A la hora de comer llegué a algunas conclusiones: la comida tradicional alemana está muy rica pero tiende al engrudo cementoso, al régimen de col y patata, al cerdo graso y al filete empanao. La salchichería típica se me atraganta, y el menú vegetal está sobreespeciado, en una globalización de la ensalada en táper que hace indistinguible Berlín de Londres o de Nueva York, atacadas de salsas y vinagres, maceraciones y especias orientales. Salvo un osobuco muy bien hecho que un camarero español nos recomendó en uno de los patios entre modernistas y judaicos del Hackescher Markt, preferiría elogiar más la abundancia que el refinamiento, algo difícil para un espíritu sibarita. Diferente suerte corrimos en un vietnamita en el que todo estaba crudo y aguanoso, que en un magnífico restaurante libanés de barrio, en Kreusberg, la zona de Berlín de mayoría turca, hasta el que nos condujo nuestra anfitriona. Allí las calles, algunas, sí eran más estrechas, pero me llamó la atención que en los edificios de apartamentos sobrevivieran los colores bauhaus que cualquiera diría que han sacado de un Mondrian, junto a grafitis ejecutados desde el tejado, con la mano temblorosa del que pinta colgado o boca abajo. En los balcones no había trastos ni botellas de butano.

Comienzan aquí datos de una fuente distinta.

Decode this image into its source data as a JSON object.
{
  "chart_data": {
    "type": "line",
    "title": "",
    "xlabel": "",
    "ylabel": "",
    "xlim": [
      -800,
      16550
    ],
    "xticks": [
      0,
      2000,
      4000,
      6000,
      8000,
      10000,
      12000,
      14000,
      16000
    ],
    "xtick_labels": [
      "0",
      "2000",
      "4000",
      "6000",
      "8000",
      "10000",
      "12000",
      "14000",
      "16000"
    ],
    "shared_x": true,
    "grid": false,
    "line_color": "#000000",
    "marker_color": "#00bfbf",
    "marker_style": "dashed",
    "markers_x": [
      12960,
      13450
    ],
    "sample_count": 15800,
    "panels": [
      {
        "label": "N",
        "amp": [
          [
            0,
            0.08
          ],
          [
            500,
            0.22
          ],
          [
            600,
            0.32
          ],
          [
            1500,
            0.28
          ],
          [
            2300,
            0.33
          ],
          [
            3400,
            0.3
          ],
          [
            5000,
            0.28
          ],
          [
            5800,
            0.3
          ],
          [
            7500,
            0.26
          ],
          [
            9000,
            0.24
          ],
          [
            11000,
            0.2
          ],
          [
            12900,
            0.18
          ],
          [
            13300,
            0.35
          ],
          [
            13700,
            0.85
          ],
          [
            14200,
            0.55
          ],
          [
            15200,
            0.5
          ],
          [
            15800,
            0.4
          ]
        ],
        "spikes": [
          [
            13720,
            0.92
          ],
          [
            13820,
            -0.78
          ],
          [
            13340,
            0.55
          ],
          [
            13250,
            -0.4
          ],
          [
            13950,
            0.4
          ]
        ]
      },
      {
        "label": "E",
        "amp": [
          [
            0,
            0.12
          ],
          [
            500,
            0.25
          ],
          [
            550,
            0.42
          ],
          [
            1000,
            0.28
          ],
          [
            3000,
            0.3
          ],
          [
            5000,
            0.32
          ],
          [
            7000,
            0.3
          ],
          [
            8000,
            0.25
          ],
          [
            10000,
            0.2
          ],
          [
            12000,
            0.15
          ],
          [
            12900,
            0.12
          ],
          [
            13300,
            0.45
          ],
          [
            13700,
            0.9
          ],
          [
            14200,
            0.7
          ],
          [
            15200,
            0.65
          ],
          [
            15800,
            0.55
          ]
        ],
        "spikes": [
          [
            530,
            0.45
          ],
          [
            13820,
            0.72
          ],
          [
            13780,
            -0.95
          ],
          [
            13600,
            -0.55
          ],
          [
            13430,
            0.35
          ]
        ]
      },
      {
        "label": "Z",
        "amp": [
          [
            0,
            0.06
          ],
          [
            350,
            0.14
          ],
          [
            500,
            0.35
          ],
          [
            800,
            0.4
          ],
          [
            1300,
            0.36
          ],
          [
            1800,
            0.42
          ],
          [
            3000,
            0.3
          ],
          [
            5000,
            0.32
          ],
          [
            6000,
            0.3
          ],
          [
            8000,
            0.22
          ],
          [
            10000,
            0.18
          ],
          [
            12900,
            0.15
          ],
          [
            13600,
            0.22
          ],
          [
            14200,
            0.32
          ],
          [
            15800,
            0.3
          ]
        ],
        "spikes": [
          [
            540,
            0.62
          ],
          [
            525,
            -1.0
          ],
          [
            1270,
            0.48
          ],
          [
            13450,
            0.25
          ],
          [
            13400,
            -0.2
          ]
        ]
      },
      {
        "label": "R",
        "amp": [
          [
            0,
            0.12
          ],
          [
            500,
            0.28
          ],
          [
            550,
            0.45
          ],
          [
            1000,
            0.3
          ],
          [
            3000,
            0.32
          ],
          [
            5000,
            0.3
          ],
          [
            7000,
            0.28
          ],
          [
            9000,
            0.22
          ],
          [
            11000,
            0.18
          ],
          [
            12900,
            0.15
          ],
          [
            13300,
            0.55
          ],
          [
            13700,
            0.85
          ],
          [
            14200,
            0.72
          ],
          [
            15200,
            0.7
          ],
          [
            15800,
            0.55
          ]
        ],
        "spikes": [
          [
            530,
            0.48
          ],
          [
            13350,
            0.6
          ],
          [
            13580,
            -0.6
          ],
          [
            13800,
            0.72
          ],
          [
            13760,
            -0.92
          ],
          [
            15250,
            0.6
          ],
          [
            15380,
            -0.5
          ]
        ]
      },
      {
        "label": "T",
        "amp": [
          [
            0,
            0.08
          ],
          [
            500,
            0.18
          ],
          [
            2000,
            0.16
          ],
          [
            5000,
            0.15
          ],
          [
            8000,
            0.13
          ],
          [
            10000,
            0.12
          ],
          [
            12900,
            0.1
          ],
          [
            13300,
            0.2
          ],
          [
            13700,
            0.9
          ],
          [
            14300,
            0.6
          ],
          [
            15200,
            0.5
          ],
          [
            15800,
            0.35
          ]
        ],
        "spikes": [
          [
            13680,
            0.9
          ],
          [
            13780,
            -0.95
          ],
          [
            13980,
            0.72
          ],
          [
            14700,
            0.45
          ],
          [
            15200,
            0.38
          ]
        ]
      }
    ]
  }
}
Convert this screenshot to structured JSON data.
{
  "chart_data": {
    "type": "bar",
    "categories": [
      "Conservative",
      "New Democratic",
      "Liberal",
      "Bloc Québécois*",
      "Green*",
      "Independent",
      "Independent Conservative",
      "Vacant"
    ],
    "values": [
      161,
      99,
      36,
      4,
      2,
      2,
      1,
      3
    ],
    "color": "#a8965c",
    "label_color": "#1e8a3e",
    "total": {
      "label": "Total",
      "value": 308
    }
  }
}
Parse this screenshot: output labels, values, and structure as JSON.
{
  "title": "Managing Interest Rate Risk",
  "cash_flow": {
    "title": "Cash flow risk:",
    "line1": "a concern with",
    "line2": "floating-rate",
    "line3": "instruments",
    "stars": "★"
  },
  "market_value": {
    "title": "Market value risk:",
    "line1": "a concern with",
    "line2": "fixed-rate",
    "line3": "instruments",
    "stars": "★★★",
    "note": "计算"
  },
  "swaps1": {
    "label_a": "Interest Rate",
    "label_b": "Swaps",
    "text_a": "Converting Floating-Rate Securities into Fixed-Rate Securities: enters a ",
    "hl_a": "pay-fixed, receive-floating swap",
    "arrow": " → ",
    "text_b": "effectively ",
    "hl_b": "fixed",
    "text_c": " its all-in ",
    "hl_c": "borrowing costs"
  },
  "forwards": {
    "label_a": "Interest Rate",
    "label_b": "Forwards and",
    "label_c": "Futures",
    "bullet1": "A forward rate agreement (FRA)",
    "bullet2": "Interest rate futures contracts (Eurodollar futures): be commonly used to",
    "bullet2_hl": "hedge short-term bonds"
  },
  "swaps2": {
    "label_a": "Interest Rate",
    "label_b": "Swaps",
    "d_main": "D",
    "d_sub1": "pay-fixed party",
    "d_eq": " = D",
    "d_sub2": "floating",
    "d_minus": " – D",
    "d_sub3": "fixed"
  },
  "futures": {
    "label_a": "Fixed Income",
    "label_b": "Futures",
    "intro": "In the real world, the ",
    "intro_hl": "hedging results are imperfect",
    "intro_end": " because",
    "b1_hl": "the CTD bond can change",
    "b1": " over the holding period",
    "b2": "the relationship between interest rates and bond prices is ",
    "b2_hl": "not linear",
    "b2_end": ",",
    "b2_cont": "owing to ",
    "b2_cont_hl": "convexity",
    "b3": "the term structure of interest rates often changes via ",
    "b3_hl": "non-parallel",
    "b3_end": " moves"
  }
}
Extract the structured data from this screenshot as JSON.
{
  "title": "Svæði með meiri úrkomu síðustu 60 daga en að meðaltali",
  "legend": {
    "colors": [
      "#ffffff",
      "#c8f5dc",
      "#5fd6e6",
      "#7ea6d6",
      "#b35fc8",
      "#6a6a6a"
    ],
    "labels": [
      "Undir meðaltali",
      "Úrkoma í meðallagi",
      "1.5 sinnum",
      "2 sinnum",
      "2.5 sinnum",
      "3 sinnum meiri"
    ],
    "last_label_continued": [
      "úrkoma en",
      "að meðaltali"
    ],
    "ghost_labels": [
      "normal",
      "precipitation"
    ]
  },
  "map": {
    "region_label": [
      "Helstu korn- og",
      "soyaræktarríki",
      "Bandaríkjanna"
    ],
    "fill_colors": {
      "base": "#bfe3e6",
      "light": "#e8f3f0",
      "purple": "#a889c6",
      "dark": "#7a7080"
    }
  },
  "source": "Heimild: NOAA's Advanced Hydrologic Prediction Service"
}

No diré lo mismo, vive Dios, de la cerveza, excelente sin matizaciones (me refiero a la cerveza corriente, la que se pide sin especificar), nada que ver con esa gaseosa amarillenta y cabezona que, con muy honrosas excepciones, le ponen aquí a uno en los bares. Rubia cerveza templada, con la justa densidad para no trasegarla como un refresco ni masticarla como esas cervezas de monasterio que venden en los grandes almacenes, y ese aspecto ligeramente turbio, como a medio fermentar, que le aviva el sabor. Me recordó, en mis años mozos, a la Smithwicks que bebía normalmente en Dublín, y no me pasé a las bitter ni a las tostadas porque probé una y me pareció excesivamente dulce. Pero tengo que decir que hasta ahora pensaba que con semejantes jarras que se ven en las largas mesas de las fiestas, cuando los bávaros se ponen los tirantes, tenían que agarrar unas pítimas de campeonato, pero resulta que son muy llevaderas, y que a un cierto ritmo se consigue un puntillo equilibrado sin necesidad de dejarla porque estás a punto de caerte o de explotar. Se va como viene, igual que la ciudad draga y recicla el agua de sus húmedos subsuelos con sistemas de tuberías rosas y azules, según para lo que valgan, que, elevadas hasta los cuatro metros de altura, adornan los paseos y cruzan las ramas de los árboles. Forman parte del concierto de líneas rectas, quebradas de ramas desnudas, en que se convierten las calles de los barrios.
A un mediterráneo le sorprende, más que la limpieza, la impolutez. Los suelos de las calles (los que no están en obras) están empedrados de anchos y esmerados adoquines para los vehículos o de pequeños fragmentos de granito en veredas para peatones. Ni una colilla en el suelo. Y tampoco hay tantas papeleras. En Seúl, que era una ciudad muy sucia y las papeleras rebosaban de porquería, el alcalde tomó la decisión de eliminarlas todas y que cada cual se llevara la mierda a su casa. El resultado es una de las ciudades más limpias del mundo. En Berlín van por ese camino. A la espaciosidad del cielo se suma la nitidez del suelo. Ni siquiera hay ese porcentaje, digamos, estructural de mugre que da sensación de vivido en nuestro vivir tumultuoso. La limpieza es la más alta expresión de la dignidad, pero la vitalidad, la vidilla, está tras una línea que no sabría señalar. Ni en los abundantes parques infantiles hay chuches por el suelo. El respeto se alía con el miramiento, todo está en su sitio, empezando, ay, por las razas y las clases, que conviven sin molestarse, o al menos esa sensación me dio. Camareros y taxistas turcos y asiáticos, vigilantes de tesoros blancos y con gafas, más alguna sorpresa racial conmovedora: cuando entramos en el restaurante libanés, el Lasan, vino a traernos los platos una camarera bellísima, cubierta con esos velos abasquiñados, de una piel tersa y clara y un perfil orgulloso y delicado. Varios de los presentes acercamos las cabezas para hacer el mismo comentario: «¡Se parece a Nefertiti!».